A défaut d’accord de méthode, la négociation sur l’égalité professionnelle doit s’engager tous les ans (C. trav., art. L. 2242-13) et porter notamment sur (C. trav., art. L. 2242-17) :
• l’articulation entre la vie personnelle et la vie professionnelle ;
• les objectifs et les mesures permettant d’atteindre l’égalité professionnelle femmes-hommes, notamment en matière de rémunération, d’accès à l’emploi, de formation professionnelle, de déroulement de carrière et de promotion, de conditions de travail et d’emploi, en particulier pour les salariés à temps partiel, et de mixité des emplois ;
• les mesures permettant de lutter contre toute discrimination en matière de recrutement, d’emploi et d’accès à la formation professionnelle.
De surcroît, l’accord doit également fixer les domaines d’action, les objectifs de progression et les actions permettant de les atteindre (C. trav., art.

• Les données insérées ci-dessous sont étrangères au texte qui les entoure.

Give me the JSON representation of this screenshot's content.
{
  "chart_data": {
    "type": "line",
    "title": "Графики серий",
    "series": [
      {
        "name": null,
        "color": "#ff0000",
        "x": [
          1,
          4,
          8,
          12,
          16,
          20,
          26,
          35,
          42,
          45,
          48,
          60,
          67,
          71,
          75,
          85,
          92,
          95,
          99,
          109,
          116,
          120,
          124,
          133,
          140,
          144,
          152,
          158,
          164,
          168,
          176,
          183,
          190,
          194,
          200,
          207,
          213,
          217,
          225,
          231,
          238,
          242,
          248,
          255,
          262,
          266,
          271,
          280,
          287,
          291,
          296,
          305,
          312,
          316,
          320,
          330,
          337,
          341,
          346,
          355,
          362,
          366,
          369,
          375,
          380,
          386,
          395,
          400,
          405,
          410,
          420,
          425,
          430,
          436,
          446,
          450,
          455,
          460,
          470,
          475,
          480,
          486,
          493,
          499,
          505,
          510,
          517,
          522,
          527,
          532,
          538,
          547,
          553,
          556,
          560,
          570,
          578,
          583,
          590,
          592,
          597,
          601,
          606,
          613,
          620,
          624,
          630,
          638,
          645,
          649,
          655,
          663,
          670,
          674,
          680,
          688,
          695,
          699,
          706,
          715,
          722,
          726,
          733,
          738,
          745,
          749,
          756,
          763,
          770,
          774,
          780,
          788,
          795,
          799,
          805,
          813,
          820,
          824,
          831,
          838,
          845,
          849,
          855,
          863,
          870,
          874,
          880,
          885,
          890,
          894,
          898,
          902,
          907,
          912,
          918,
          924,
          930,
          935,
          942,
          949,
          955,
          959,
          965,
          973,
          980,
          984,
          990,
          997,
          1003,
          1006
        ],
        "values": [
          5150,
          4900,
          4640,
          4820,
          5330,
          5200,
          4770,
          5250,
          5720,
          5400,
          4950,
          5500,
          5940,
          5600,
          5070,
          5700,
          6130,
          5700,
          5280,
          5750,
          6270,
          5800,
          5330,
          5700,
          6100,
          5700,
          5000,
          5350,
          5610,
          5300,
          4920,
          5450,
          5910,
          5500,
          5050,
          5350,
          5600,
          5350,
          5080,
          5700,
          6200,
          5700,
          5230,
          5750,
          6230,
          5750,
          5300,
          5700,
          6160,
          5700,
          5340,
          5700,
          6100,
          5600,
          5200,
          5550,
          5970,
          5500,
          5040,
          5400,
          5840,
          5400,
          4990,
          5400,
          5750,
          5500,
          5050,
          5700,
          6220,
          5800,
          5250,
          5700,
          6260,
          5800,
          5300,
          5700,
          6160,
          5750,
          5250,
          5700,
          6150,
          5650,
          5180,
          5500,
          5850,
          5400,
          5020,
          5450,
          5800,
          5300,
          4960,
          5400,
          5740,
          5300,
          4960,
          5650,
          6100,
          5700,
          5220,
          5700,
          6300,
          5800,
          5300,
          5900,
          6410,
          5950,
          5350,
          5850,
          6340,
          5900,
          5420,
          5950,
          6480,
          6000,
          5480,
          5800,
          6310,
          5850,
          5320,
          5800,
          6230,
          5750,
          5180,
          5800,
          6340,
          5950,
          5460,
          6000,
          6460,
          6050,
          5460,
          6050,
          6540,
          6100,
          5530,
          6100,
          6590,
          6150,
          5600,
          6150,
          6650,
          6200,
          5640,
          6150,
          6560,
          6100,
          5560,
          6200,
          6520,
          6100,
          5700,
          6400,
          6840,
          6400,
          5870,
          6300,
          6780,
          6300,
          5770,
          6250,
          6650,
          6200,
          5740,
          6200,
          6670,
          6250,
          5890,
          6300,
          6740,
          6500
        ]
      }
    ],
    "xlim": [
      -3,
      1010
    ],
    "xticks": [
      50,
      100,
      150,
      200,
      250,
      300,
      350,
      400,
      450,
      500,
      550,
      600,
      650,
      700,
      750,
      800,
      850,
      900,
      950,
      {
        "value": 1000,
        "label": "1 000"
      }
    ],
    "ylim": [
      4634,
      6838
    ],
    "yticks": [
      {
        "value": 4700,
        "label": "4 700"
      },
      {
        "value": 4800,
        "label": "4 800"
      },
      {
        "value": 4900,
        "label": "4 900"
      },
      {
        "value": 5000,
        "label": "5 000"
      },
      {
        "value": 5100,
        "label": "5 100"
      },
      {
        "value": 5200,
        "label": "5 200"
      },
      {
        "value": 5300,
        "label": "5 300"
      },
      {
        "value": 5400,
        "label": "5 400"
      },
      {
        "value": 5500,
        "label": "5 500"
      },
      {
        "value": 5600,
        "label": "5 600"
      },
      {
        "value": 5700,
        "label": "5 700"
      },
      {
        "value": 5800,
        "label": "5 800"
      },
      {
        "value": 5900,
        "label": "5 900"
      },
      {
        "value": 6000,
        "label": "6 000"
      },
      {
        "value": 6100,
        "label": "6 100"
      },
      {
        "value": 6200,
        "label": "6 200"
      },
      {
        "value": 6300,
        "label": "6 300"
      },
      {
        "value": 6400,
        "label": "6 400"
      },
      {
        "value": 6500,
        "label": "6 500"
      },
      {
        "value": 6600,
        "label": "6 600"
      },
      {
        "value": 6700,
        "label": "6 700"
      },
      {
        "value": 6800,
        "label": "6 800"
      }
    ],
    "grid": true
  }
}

R. 2242-2). A défaut de fixation par accord, ces mesures doivent être prévues par un plan d’action établi par l’employeur unilatéralement (C. trav., art. L. 2242-3). Si ces mesures ne sont pas fixées par accord ou unilatéralement, la structure s’expose à une pénalité financière (1 % des rémunérations et gains versés au cours des périodes au titre desquelles la structure ne dispose pas d’un accord ou d’un plan unilatéral) (C. trav., art. L. 2242-8).
A noter : Dans les structures d’au moins 50 salariés, l’employeur doit publier chaque année, au plus tard le 1er mars, des indicateurs sur les écarts de rémunération entre les femmes et les hommes et sur les actions mises en œuvre pour les supprimer (C. trav., art. L. 1142-8 et D. 1142-4).
Si les écarts de rémunération excèdent certains niveaux fixés par le code du travail, la négociation relative à l’égalité professionnelle devra prévoir des dispositifs pour corriger et rattraper les écarts de salaire sous peine de pénalités financières.
A noter : Le CSE doit être associé au respect du principe d’égalité de traitement entre les femmes et les hommes. En vertu de l’article L. 2312-17 du code du travail, il est consulté sur la politique sociale de l’entreprise ou de l’association, les conditions de travail et d’emploi. Un accord d’entreprise peut fixer le contenu, la périodicité et les modalités de cette consultation (C. trav., art. L. 2312-19). A défaut d’accord, la consultation annuelle porte notamment sur l’égalité professionnelle entre les femmes et les hommes (C. trav., art. L. 2312-26).
• MODÈLE DE CLAUSE À INSÉRER DANS LES CONTRATS DE TRAVAIL À TEMPS PARTIEL
Article X – Egalité de traitement avec les salariés à temps plein et priorité d’affectation à un travail à temps complet
Le salarié bénéficie de tous droits et avantages reconnus aux salariés à temps complet travaillant pour l’employeur, au prorata de son temps de travail.
L’employeur garantit aux salariés à temps partiel un traitement équivalent à celui des salariés à temps complet, en ce qui concerne les possibilités de promotion, de déroulement de carrière et d’accès à la formation.
Les salariés à temps partiel bénéficient d’une priorité d’affectation aux emplois à temps complet ressortissant de leur qualification professionnelle qui seraient créés ou qui deviendraient vacants dans les conditions légales en vigueur.